Once we have loaded the dataset into the Python environment, our next step is understanding what these columns actually contain with respect to the range of values, learn which ones are categorical in nature etc.

To get a little more context about the data it’s necessary to understand what the columns mean with respect to the context of the business – this helps establish rules for the potential transformations that can be applied to the column values.

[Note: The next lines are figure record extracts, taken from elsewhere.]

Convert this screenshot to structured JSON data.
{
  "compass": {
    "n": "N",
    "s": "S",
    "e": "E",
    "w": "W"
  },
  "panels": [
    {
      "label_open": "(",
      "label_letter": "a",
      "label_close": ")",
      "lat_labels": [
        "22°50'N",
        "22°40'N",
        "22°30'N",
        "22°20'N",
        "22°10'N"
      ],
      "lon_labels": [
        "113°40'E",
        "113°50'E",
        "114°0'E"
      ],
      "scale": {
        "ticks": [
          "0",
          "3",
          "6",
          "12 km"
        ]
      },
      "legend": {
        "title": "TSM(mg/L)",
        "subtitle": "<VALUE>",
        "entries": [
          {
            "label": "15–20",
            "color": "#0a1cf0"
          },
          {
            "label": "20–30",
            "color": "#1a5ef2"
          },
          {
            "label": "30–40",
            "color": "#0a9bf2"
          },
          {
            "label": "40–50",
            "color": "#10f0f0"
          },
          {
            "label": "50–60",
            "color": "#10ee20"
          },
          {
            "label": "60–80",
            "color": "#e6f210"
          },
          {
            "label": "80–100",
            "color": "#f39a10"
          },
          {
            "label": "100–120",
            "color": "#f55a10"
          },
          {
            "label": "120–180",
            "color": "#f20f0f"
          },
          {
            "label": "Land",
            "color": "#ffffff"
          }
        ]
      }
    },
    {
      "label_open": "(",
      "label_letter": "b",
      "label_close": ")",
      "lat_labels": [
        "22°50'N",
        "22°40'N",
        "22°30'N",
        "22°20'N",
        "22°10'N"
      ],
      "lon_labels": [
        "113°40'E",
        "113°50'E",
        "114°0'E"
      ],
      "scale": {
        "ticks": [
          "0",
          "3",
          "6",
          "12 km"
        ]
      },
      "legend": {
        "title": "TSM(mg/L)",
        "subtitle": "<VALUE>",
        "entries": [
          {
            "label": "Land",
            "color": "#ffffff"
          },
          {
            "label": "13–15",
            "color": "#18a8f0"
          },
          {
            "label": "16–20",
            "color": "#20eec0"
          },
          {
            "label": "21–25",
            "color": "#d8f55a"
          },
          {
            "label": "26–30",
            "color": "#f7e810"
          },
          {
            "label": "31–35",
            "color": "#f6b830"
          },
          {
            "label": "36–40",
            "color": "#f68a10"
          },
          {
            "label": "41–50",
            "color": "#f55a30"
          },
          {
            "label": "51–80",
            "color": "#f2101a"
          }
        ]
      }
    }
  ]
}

Here are the definitions for a few of the columns:
* **File_Type**: The value “Active" means that the particular product needs investigation
* **SoldFlag**: The value 1 = sale, 0 = no sale in past six months
* **SKU_number**: This is the unique identifier for each product.
* **Order**: Just a sequential counter. Can be ignored.
* **SoldFlag**: 1 = sold in past 6 mos. 0 = Not sold
* **MarketingType**: Two categories of how we market the product.
* **New_Release_Flag**: Any product that has had a future release (i.e., Release Number > 1)

In [3]:
sales_data.describe()

Unnamed: 0,Order,SKU_number,SoldFlag,SoldCount,ReleaseNumber,New_Release_Flag,StrengthFactor,PriceReg,ReleaseYear,ItemCount,LowUserPrice,LowNetPrice
count,198917.0,198917.0,75996.0,75996.0,198917.0,198917.0,198917.0,198917.0,198917.0,198917.0,198917.0,198917.0
mean,106483.543242,861362.6,0.171009,0.322306,3.412202,0.642248,1117115.0,90.895243,2006.016414,41.426283,30.982487,46.832053
std,60136.716784,869979.4,0.376519,1.168615,3.864243,0.47934,1522090.0,86.736367,9.158331,37.541215,69.066155,128.513236
min,2.0,50001.0,0.0,0.0,0.0,0.0,6.275,0.0,0.0,0.0,0.0,0.0
25%,55665.0,217252.0,0.0,0.0,1.0,0.0,161418.8,42.0,2003.0,21.0,4.91,17.95
50%,108569.0,612208.0,0.0,0.0,2.0,1.0,582224.0,69.95,2007.0,32.0,16.08,33.98
75%,158298.0,904751.0,0.0,0.0,5.0,1.0,1430083.0,116.0,2011.0,50.0,40.24,55.49
max,208027.0,3960788.0,1.0,73.0,99.0,1.0,17384450.0,12671.48,2018.0,2542.0,14140.21,19138.79


The describe function returns a pandas series type that provides descriptive statistics which summarize the central tendency, dispersion, and shape of a dataset’s distribution, excluding NaN values.
The **three main numerical measures** for the center of a distribution are the **mode, mean(µ), and the median (M)**.
The mode is **the most frequently occurring value**.
The mean is the average value, while the median is the middle value.